(243c) Strategies to Enhance Catalyst Stability for the Upcycling of Polyvinyl Chloride to Hydrocarbon Waxes Via Tandem Dechlorination and Catalytic Hydrogenation

The critical shortage of economical technologies to recycle waste polyvinyl chloride (PVC) plastics has led to the landfill of nearly all waste PVC. For this reason there is an urgent need to develop novel technologies for the upcycling of waste PVC streams to value added products. The commercialization of tandem dechlorination and catalytic hydrogenation of PVC waste to hydrocarbon waxes has shown promise as a process that can meet recycling demand. In this reaction, PVC in a water-amine mixture is completely dechlorinated with water acting as a Cl “sink” which prevents deactivation of the catalyst by Cl, while a Pt catalyst hydrogenates the resultant polyene to hydrocarbon waxes. For this process to be scalable the Pt catalyst must be virtually 100 % recyclable. However, the catalyst stability was found to be low in these hydrothermal reactions largely due to the activity of the water in the amine-water mixture. To address this issue, we found that a heterogeneous chloride sink, in lieu of utilizing deactivating high temperature water, is required to prevent poisoning of the catalyst active sites by Cl and to prevent restructuring of the catalyst support. Hydrotalcite adsorbents demonstrated feasibility as an effective Cl sink in lieu of water which enables catalyst recyclability > 90 % and product hydrocarbon wax yields of up to 80 % when a Pt:PVC ratio of 1:150 is utilized.
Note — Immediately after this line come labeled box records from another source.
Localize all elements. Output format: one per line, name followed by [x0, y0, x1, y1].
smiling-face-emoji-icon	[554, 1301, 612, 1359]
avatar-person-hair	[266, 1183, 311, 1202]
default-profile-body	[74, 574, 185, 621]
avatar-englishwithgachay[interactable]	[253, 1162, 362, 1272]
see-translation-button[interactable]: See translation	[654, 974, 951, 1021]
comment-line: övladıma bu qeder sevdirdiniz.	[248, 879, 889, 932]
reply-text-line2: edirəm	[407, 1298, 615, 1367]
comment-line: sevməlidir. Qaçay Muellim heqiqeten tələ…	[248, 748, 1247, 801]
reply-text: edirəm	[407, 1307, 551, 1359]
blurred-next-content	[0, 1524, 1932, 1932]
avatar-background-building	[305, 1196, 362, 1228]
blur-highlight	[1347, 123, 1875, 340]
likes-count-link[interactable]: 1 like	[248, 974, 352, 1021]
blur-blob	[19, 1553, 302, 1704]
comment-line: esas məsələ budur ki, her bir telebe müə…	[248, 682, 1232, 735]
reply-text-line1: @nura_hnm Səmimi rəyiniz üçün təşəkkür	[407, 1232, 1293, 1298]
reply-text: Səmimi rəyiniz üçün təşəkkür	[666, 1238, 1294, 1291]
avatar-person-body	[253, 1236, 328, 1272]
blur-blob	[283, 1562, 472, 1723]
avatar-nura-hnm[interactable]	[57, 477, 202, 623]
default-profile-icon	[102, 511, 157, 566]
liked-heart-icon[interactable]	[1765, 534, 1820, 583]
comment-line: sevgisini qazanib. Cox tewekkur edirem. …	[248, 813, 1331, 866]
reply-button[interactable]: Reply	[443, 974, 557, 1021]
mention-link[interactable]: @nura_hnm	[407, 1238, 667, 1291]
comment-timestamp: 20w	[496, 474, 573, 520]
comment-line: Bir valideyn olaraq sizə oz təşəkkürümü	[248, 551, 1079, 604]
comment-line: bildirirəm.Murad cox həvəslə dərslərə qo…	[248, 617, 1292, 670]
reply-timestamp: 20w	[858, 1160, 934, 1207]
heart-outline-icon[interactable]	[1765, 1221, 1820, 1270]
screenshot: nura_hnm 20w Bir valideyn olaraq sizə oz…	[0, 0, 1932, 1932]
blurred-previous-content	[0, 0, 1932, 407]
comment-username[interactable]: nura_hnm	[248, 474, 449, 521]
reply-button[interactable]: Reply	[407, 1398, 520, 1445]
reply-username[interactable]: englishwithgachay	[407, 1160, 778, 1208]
Ongoing experiments are focused on calibrating catalyst deactivation against deactivating species that are present in real PVC waste such as phthalates, metals, and other legacy additives. Current reaction experiments are utilizing real waste from PVC streams that are incredibly expensive to recycle with traditional technologies. These wastes include vinyl flooring, vinyl roofing, automotive shredder residue (ASR), and cable wire jacketing.